A CoroutineDispatcher is a thread pool, and it runs coroutines on its threads. So regarding the “lightweight compared to threads” thing, that’s true if you’re running a lot of coroutines on a few threads.

In this case, you’re running blocking code on Dispatchers.IO. From memory, it has a number of threads equal to your CPU cores. So if you launch 1,000 coroutines with blocking code and tell Dispatchers.IO to run them, the end result is effectively the same as if you submitted 1,000 Runnables to a thread pool in Java. In fact it might be slightly worse, since in Kotlin, each coroutine uses a bit of memory to keep track of its state, where as with a thread pool, I think each lambda would just get added to a queue, so there’s no extra state being tracked.

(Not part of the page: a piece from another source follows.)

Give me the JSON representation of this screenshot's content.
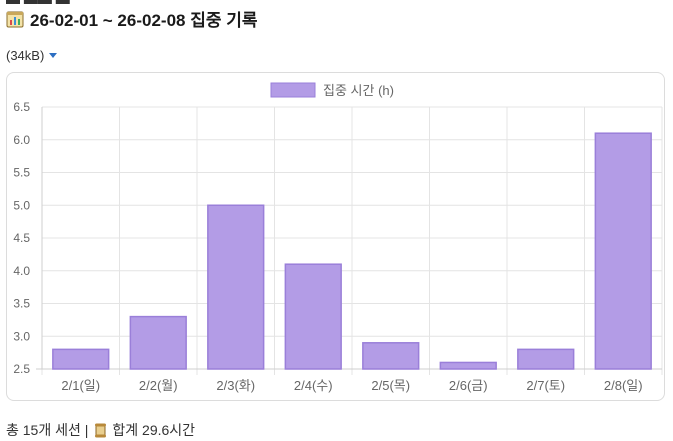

Does that help to explain it? Basically, coroutines are lightweight if you run lots of them on a small number of threads. But if you end up with n coroutines running on n threads, you’re not really getting any benefit.

You have no control over when a non suspending function returns. It could be calculating pi for 30 seconds or making rest call. Doesn’t matter. If you are upset that a rest call blocks for seconds then use a rest call library that uses suspending functions.